Welcome to Apfelstrudel
As a Mac user, you use file and folder names which can include upper and lower case Roman letters, accented characters, and non-Roman characters from scripts such as Cyrillic, Arabic, and Japanese. You will already be aware that (unless using case-sensitive HFS+) you cannot have two files named this.text and This.text in the same folder, because the file system preserves case, but is not case-sensitive.
Unless you use accented or non-Roman characters, you may not be aware that they can cause further issues. For example, although they may look the same, café.jpg and café.jpg use different Unicode characters. Spelt out in hexadecimal, they are 63 61 66 c3 a9 2e 6a 70 67 and 63 61 66 65 cc 81 2e 6a 70 67. You can verify this by copying each into a good text editor, and checking their length: although they look the same in most fonts, they have different lengths.
To cope with this type of problem, macOS performs Unicode normalisation of strings used to name files and folders. When necessary, this changes characters so that all e-acutes are represented by the same Unicode character. This explains why you cannot have those two files in the same folder, because macOS changes one of them under normalisation, and they would then have exactly the same name.

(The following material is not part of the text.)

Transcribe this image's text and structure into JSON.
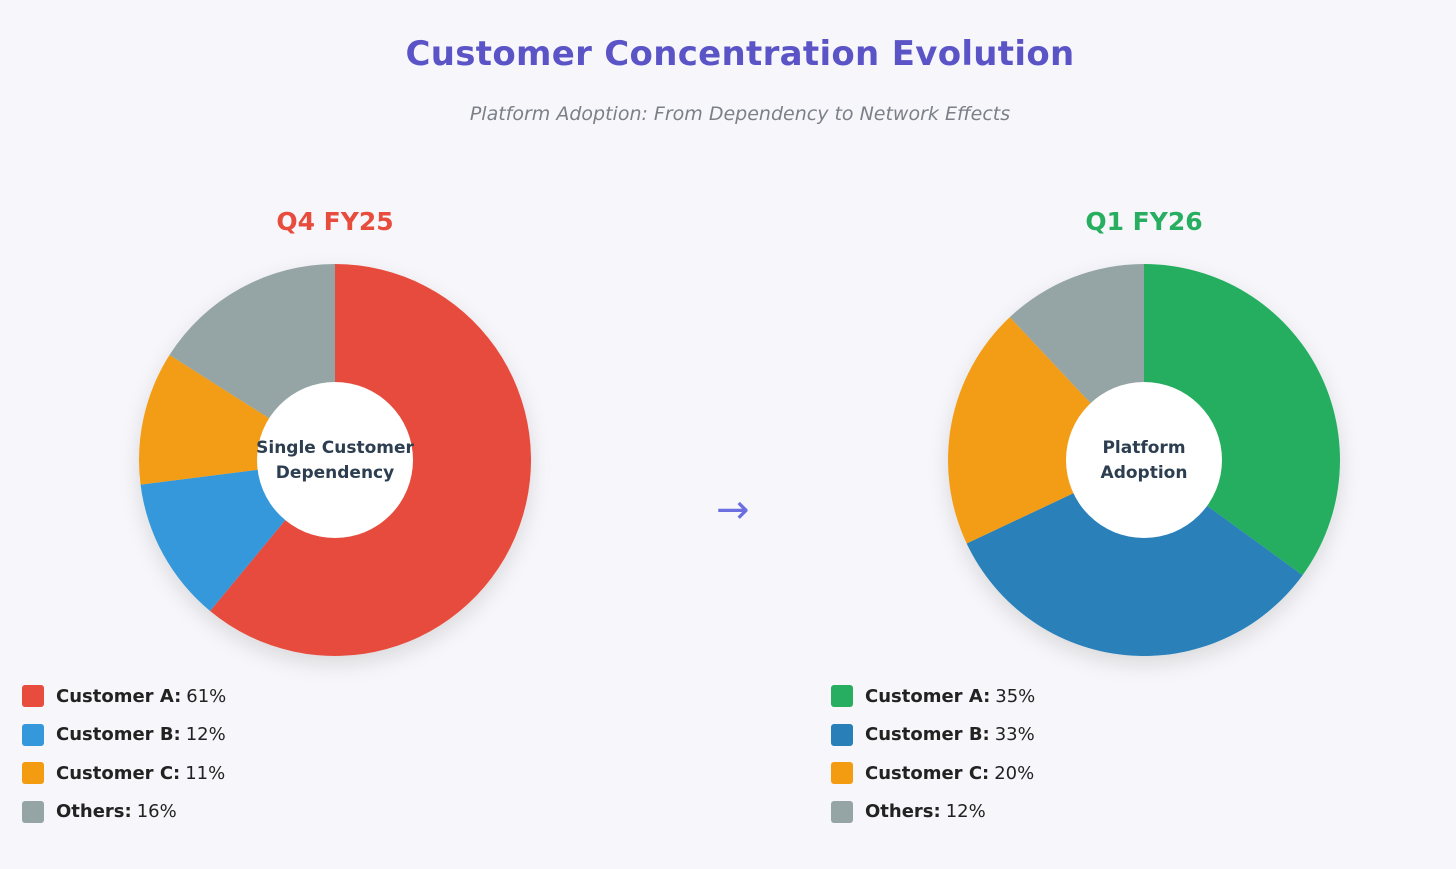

Because the characters look the same, we are not aware of what normalisation actually does, much of the time. But when you try moving files between two different normalisation systems, or an app uses file names without normalising them, you can get problems. The Mac uses a different form of normalisation from Linux, and the Mac’s old file system, HFS+, handles normalisation differently from its new file system, APFS, but there is a compatibility layer which should ensure that HFS+ and APFS work in concert.
Apfelstrudel shows you how strings which look identical may be encoded quite differently, how they change when normalised using each of the four different Unicode schemes, and provides normalised forms which you can use more safely where necessary.
Apfelstrudel is thus useful for anyone who uses file and folder names within different file systems. It may also prove fascinating for anyone interested in text representation on computers.